How accurate are machine learning models that were trained on data produced by other models? Researchers studied models that learned from data generated by models that learned from data generated by still other models.
What’s new: Ilia Shumailov and Zakhar Shumaylov and colleagues at University of Oxford, University of Cambridge, Imperial College London, University of Toronto, Vector Institute, and University of Edinburgh argue — both theoretically and empirically — that models, when they’re trained almost exclusively on the output of earlier models, learn a distorted data distribution.
Key insight: Trained models are less likely to generate types of examples that appear infrequently in their training data. Moreover, they don’t model their training data perfectly, so their output doesn’t quite match the distribution of the training dataset. They may combine elements from training examples. When one model learns from another in a series, errors accumulate — a phenomenon the authors call model collapse.
How it works: The authors trained models of different types. First they trained a model on a human-collected and -curated dataset — generation 0. Then they trained generation 1 of the same architecture on the output of generation 0, generation 2 on the output of generation 1, and so on. In some cases, they replaced a fraction of the generated examples with examples from the original training set.
- The authors trained a Gaussian mixture model (GMM), which assumed that input data came from a pair of 2-dimensional Gaussian distributions and clustered the data to fit them. They trained 2,000 generations of GMMs on 1,000 examples generated by the previous-generation model, using no original data.
- They trained a variational autoencoder (VAE) to generate MNIST digits over 20 generations. As with the GMMs, they trained each successive generation only on output produced by the previous generation.
- They fine-tuned a pretrained OPT language model (125 million parameters) on WikiText-2. They fine-tuned 9 subsequent generations (i) only on examples produced by the previous generation and (ii) on a mixture of 90 percent data from the previous generation and 10 percent original training data.
Results: The first-generation GMM recognized the Gaussians as ellipses, but each successive generation degraded their shape. By generation 2,000, the shape had collapsed into a tiny region. Similarly, the late-generation VAEs reproduced MNIST digits less accurately; by generation 20, the output looked like a blend of all the digits. As for the OPT language models, generation 0 achieved 34 perplexity (which measures how unlikely the model is to reproduce text in the test set; lower is better). Trained only on generated data, successive generations showed decreasing performance; generation 9 achieved 53 perplexity. Trained on 10 percent original data, successive generations still performed worse, but not as badly; generation 9 achieved 37 perplexity.

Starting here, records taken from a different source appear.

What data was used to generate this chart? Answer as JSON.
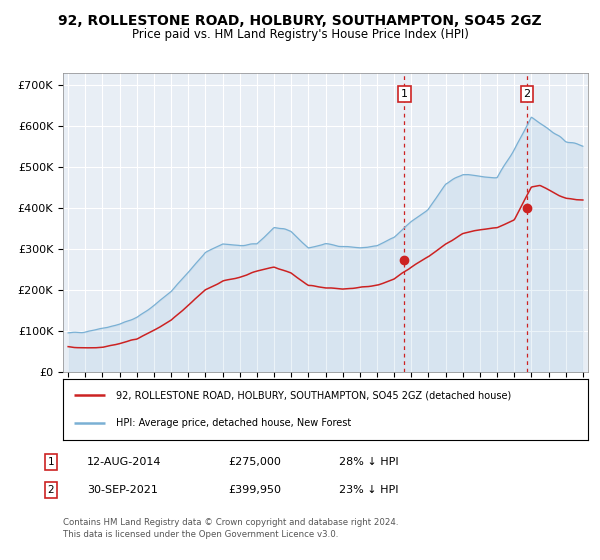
{
  "title": "92, ROLLESTONE ROAD, HOLBURY, SOUTHAMPTON, SO45 2GZ",
  "subtitle": "Price paid vs. HM Land Registry's House Price Index (HPI)",
  "title_fontsize": 10,
  "subtitle_fontsize": 8.5,
  "background_color": "#ffffff",
  "plot_bg_color": "#e8eef5",
  "grid_color": "#ffffff",
  "ylim": [
    0,
    730000
  ],
  "yticks": [
    0,
    100000,
    200000,
    300000,
    400000,
    500000,
    600000,
    700000
  ],
  "ytick_labels": [
    "£0",
    "£100K",
    "£200K",
    "£300K",
    "£400K",
    "£500K",
    "£600K",
    "£700K"
  ],
  "hpi_color": "#7ab0d4",
  "price_color": "#cc2222",
  "annotation1_date": "12-AUG-2014",
  "annotation1_price": "£275,000",
  "annotation1_pct": "28% ↓ HPI",
  "annotation2_date": "30-SEP-2021",
  "annotation2_price": "£399,950",
  "annotation2_pct": "23% ↓ HPI",
  "legend_label1": "92, ROLLESTONE ROAD, HOLBURY, SOUTHAMPTON, SO45 2GZ (detached house)",
  "legend_label2": "HPI: Average price, detached house, New Forest",
  "footer": "Contains HM Land Registry data © Crown copyright and database right 2024.\nThis data is licensed under the Open Government Licence v3.0.",
  "sale1_x": 2014.6,
  "sale1_y": 275000,
  "sale2_x": 2021.75,
  "sale2_y": 399950,
  "vline1_x": 2014.6,
  "vline2_x": 2021.75,
  "xmin": 1994.7,
  "xmax": 2025.3
}
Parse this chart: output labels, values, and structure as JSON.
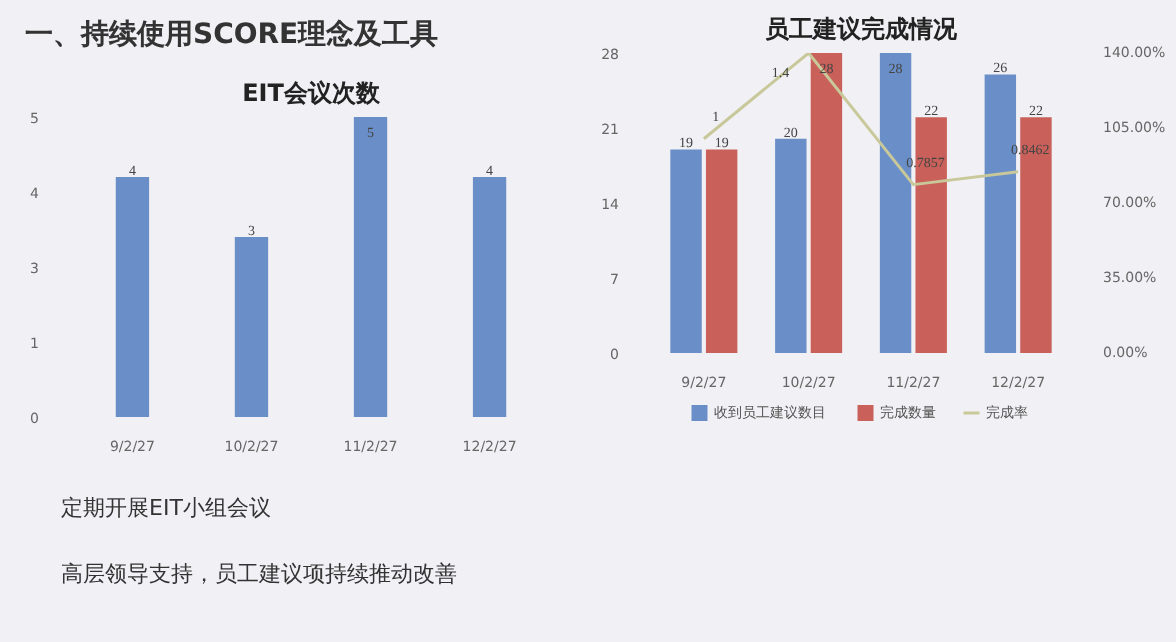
{
  "chart_data": [
    {
      "type": "bar",
      "title": "EIT会议次数",
      "categories": [
        "9/2/27",
        "10/2/27",
        "11/2/27",
        "12/2/27"
      ],
      "series": [
        {
          "color": "#6a8fc8",
          "values": [
            4,
            3,
            5,
            4
          ]
        }
      ],
      "ylim": [
        0,
        5
      ],
      "yticks": [
        0,
        {
          "value": 1.25,
          "label": "1"
        },
        {
          "value": 2.5,
          "label": "3"
        },
        {
          "value": 3.75,
          "label": "4"
        },
        5
      ],
      "data_labels": true,
      "grid": false,
      "legend": false,
      "annotations": [
        "一、持续使用SCORE理念及工具",
        "定期开展EIT小组会议",
        "高层领导支持，员工建议项持续推动改善"
      ]
    },
    {
      "type": "bar",
      "title": "员工建议完成情况",
      "categories": [
        "9/2/27",
        "10/2/27",
        "11/2/27",
        "12/2/27"
      ],
      "series": [
        {
          "name": "收到员工建议数目",
          "color": "#6a8fc8",
          "values": [
            19,
            20,
            28,
            26
          ]
        },
        {
          "name": "完成数量",
          "color": "#c9605a",
          "values": [
            19,
            28,
            22,
            22
          ]
        },
        {
          "name": "完成率",
          "type": "line",
          "axis": "y2",
          "color": "#c8c89a",
          "values": [
            1,
            1.4,
            0.7857,
            0.8462
          ]
        }
      ],
      "ylim": [
        0,
        28
      ],
      "yticks": [
        0,
        7,
        14,
        21,
        28
      ],
      "y2lim": [
        0,
        1.4
      ],
      "y2ticks": [
        {
          "value": 0,
          "label": "0.00%"
        },
        {
          "value": 0.35,
          "label": "35.00%"
        },
        {
          "value": 0.7,
          "label": "70.00%"
        },
        {
          "value": 1.05,
          "label": "105.00%"
        },
        {
          "value": 1.4,
          "label": "140.00%"
        }
      ],
      "data_labels": true,
      "grid": false,
      "legend": "bottom"
    }
  ]
}
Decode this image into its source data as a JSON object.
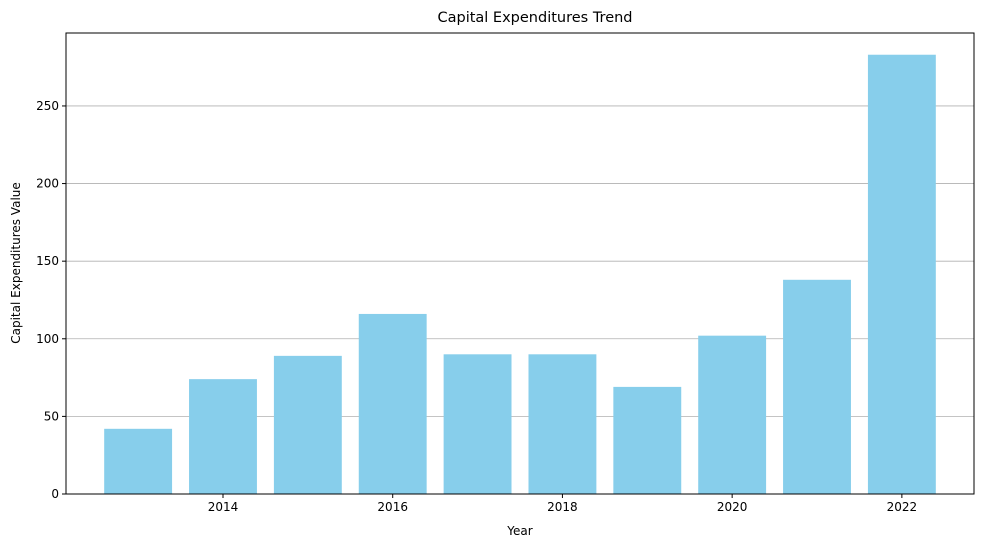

Yes, but: The authors’ recursive training process is a worse-case scenario, and generated data does have a place in training. For instance, Alpaca surpassed a pretrained LLaMA by fine-tuning the latter on 52,000 examples produced by GPT-3.5.
Why it matters: The advent of high-quality generative models gives engineers an option to train new models on the outputs of old models, which may be faster and cheaper than collecting a real-world dataset. But this practice, taken to extremes, can lead to less-capable models. Moreover, if models are trained on data scraped from the web, and if the web is increasingly populated by generated media, then those models likewise will become less capable over time.
We’re thinking: To produce output that could be used for training without bringing on model collapse, a data generator would need access to sources of novel information. After all, humans, too, need fresh input to keep coming up with new ideas.